Cinco dias.
Cinco dias restavam para que Tom colocasse o seu plano em prática. Ele precisava fazer tudo muito bem calculado. Iria para a festa de noivado do Rodrigo e da Júlia, mataria a Júlia, e depois fugiria para bem longe de Aventine com a Sofia.
Na cabeça dele tudo dava muito certo. Ele já considerou todos os possíveis erros e falhas, não tinha como nada fugir do seu controle.
Em uma whiskeria bem próxima a sua casa, Tom esperava Francisco, um de seus primos que estava pela cidade para ajudá-lo com a empreitada.
Francisco sentou-se à poucos metros de distância do outro, logo batendo no balcão para pedir uma dose para o garçom.
— Tenho notícias que serão do seu interesse.
— Diga logo. O que está havendo? Se veio me apressar, já disse que no sábado estarei terminando a minha missão.
— Rodrigo Montenaro, filho do prefeito, veio me procurar para se aliar com os Messina, ele quer a cabeça de Eugênio Santiago.
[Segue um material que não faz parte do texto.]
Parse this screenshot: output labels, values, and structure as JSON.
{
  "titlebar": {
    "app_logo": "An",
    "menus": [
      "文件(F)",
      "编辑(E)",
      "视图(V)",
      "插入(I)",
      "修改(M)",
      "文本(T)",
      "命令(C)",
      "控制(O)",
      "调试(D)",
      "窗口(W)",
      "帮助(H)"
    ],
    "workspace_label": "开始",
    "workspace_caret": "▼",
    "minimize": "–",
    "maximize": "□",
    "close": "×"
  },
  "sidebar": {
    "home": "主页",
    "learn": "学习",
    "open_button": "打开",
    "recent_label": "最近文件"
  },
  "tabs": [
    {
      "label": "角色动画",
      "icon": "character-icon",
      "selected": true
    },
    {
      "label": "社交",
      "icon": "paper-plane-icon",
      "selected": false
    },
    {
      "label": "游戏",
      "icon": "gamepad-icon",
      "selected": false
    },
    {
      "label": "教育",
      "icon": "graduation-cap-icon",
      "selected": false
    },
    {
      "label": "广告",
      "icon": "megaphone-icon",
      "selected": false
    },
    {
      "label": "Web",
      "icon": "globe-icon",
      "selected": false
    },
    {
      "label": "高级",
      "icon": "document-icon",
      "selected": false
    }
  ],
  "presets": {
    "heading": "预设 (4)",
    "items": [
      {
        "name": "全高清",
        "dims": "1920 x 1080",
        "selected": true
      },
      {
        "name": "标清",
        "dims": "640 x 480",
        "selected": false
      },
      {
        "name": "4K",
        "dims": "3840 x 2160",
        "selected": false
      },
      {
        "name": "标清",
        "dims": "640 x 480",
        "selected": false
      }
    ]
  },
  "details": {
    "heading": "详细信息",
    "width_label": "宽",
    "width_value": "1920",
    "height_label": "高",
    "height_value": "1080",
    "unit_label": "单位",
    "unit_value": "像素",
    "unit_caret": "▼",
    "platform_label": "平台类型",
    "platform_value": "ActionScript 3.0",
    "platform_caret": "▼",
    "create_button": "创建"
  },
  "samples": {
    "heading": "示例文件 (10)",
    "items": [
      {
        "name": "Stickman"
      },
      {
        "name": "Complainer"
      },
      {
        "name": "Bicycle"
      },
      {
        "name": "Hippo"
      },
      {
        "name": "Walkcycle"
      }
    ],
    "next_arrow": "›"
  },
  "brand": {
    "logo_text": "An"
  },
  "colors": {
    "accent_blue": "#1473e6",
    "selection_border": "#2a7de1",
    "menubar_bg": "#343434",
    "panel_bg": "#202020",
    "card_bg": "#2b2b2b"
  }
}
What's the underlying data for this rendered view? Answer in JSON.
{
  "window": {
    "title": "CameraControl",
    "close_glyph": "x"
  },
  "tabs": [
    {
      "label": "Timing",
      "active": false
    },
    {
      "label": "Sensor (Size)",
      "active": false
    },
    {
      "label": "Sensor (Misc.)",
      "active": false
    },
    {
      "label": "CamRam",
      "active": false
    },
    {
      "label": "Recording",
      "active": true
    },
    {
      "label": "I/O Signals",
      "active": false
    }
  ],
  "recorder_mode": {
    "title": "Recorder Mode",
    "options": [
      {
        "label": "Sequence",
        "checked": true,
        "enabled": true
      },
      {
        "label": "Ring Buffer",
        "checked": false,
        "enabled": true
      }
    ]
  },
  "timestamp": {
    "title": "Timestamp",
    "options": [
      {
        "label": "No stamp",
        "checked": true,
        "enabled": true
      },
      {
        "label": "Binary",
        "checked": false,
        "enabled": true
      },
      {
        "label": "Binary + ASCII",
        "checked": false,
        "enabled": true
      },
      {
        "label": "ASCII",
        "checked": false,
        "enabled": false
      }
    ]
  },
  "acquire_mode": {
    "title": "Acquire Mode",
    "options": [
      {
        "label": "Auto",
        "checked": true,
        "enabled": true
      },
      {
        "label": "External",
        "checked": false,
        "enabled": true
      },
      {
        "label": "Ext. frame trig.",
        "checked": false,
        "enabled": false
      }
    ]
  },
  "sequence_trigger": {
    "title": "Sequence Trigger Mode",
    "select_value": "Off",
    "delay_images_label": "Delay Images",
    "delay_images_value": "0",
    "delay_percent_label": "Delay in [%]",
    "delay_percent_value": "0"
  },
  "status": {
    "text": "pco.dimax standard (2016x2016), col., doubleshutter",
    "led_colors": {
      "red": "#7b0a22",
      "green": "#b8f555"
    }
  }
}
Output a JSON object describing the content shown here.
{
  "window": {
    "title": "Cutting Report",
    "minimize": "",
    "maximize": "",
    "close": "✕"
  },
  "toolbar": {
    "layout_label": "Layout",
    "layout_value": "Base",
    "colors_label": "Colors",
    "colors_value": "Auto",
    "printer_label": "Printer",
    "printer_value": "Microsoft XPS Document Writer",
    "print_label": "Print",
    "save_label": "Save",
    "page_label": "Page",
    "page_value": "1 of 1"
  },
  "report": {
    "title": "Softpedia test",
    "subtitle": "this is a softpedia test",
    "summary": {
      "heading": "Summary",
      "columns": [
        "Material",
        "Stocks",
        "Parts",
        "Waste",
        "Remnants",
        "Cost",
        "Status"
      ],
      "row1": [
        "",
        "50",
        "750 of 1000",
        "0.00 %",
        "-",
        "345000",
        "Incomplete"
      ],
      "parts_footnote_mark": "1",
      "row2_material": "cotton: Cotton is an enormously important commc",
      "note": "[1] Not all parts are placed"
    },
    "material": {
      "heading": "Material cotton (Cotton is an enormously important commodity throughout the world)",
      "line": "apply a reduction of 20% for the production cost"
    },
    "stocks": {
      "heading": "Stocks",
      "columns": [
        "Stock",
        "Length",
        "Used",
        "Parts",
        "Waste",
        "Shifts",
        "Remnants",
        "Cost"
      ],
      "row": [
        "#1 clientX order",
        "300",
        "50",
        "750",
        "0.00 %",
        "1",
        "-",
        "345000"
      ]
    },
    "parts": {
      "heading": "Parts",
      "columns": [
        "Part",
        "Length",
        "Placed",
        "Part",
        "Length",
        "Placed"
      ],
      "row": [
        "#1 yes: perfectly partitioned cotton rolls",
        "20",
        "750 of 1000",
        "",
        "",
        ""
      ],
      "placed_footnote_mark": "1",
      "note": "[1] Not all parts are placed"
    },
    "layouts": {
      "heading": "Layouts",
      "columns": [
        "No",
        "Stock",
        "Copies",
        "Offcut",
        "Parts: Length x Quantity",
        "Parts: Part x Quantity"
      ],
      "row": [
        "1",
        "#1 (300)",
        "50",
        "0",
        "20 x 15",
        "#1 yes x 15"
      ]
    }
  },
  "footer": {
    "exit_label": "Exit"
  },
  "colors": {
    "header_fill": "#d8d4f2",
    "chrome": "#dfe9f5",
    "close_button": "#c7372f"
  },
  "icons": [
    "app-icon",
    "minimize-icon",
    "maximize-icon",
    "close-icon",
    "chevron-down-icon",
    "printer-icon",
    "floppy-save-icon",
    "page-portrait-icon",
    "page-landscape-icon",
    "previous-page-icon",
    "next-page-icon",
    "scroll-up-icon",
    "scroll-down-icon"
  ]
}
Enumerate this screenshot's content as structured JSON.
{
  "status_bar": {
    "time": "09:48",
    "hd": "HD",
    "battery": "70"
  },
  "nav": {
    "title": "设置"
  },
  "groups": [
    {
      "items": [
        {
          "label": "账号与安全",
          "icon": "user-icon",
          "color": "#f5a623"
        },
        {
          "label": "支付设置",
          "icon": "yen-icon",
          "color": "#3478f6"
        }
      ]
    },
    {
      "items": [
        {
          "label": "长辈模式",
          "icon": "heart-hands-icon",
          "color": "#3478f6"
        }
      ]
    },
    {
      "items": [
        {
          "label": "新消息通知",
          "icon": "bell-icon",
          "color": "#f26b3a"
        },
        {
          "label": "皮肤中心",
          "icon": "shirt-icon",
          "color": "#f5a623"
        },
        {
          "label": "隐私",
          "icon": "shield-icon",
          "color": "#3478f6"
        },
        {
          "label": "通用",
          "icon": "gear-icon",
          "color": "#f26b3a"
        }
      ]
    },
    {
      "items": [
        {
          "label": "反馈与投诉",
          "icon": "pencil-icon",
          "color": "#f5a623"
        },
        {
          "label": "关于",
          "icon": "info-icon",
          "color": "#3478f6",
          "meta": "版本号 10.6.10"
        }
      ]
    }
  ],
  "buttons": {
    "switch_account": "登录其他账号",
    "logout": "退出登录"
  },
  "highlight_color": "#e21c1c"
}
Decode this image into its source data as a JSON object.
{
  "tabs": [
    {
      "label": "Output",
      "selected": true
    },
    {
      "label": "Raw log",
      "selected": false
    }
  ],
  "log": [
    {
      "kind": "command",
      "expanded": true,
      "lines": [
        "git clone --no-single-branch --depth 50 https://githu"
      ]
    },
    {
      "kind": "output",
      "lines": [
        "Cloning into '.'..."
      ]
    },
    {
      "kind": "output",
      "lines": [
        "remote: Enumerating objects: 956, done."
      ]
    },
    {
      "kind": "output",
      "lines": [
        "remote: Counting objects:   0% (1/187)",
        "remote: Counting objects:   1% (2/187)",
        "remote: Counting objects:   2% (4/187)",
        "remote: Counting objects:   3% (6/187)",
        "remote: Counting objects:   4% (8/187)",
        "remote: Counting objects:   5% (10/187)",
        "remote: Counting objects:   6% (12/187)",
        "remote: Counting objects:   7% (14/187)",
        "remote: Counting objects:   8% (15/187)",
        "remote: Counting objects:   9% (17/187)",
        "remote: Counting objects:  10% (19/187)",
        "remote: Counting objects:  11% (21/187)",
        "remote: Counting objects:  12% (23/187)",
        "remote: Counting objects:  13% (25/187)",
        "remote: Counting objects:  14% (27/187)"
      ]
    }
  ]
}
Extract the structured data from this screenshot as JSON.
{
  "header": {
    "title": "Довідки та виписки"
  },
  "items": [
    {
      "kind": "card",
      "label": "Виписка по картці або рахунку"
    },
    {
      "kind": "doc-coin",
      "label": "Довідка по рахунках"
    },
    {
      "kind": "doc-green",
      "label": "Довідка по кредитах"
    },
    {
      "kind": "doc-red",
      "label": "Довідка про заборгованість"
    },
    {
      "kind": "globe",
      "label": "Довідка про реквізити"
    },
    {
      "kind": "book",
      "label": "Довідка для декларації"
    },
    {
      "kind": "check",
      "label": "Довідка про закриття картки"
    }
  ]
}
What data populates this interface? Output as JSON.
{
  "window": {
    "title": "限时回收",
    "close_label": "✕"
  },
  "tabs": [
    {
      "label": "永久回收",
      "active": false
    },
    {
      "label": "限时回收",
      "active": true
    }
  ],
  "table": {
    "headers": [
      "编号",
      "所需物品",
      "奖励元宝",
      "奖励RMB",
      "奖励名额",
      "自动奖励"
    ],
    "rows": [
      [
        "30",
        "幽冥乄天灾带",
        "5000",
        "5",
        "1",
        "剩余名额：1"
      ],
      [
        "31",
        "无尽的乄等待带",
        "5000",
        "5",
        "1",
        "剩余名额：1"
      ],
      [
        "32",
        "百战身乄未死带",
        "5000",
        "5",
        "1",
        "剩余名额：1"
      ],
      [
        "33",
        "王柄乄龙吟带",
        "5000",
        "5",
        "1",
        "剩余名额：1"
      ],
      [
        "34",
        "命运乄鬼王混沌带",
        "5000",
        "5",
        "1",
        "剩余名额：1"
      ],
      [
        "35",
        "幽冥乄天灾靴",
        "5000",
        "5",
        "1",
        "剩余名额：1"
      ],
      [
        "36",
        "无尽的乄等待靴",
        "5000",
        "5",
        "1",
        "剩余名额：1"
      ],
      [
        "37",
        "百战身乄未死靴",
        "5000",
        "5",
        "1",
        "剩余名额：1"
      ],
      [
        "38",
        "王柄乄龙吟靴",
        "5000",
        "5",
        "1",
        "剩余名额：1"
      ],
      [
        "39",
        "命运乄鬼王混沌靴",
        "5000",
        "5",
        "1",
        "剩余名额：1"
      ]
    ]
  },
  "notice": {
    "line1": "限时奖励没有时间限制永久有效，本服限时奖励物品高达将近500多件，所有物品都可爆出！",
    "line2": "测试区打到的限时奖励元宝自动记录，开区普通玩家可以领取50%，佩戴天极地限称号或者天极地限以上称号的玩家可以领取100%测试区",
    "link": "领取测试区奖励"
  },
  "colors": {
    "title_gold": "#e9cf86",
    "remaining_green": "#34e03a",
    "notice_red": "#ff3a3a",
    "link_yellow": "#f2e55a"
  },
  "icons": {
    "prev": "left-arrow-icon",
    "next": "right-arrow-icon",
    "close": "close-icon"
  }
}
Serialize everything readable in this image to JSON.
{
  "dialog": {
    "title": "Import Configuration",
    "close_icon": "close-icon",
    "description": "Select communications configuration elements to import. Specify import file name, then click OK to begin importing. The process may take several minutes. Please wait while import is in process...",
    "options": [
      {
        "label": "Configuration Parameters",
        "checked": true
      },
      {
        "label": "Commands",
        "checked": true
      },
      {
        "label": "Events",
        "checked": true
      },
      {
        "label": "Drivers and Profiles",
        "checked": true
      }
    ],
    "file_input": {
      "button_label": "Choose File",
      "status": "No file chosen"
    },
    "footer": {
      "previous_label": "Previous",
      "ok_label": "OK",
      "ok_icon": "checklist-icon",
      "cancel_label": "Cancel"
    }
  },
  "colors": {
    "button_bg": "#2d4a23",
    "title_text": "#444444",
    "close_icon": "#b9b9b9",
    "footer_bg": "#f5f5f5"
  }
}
Tom apenas arqueou uma das sobrancelhas, não precisava de muito para somar dois mais dois.
— Deixe-me ver se entendi. O tal Rodrigo quer casar com a Júlia para se tornar um dos herdeiros do Eugênio, depois, quer se livrar dele para colocar as mãos na fortuna.
— É, é isso. Eu só não sei como ele pretende colocar as mãos em tudo sozinho, já que o Eugênio tem dois filhos homens.
— É batata, Francisco. Na guerra o Rodrigo deve pretender se livrar de todos eles. Tudo bem, os filhos do Eugenio já tiveram herdeiros, mas os meninos vão demorar a atingirem a maioridade.
— Faz sentido. É… Esse tal de Rodrigo quer abafar a banca mesmo. Bom, eu aceitei a proposta dele.
— Você o que?— Tom se controlou para não gritar.— Consultou o Matteo ou tomou decisão por conta? Se tomou decisão por conta estará em uma sinuca de bico. Meu irmão que é o chefe dessa porcaria que vocês trabalham.
— É claro que eu consultei o Matteo e tenha mais respeito com os negócios da nossa família, desertor.
— Eu vou terminar a missão no sábado e nem um dia mais.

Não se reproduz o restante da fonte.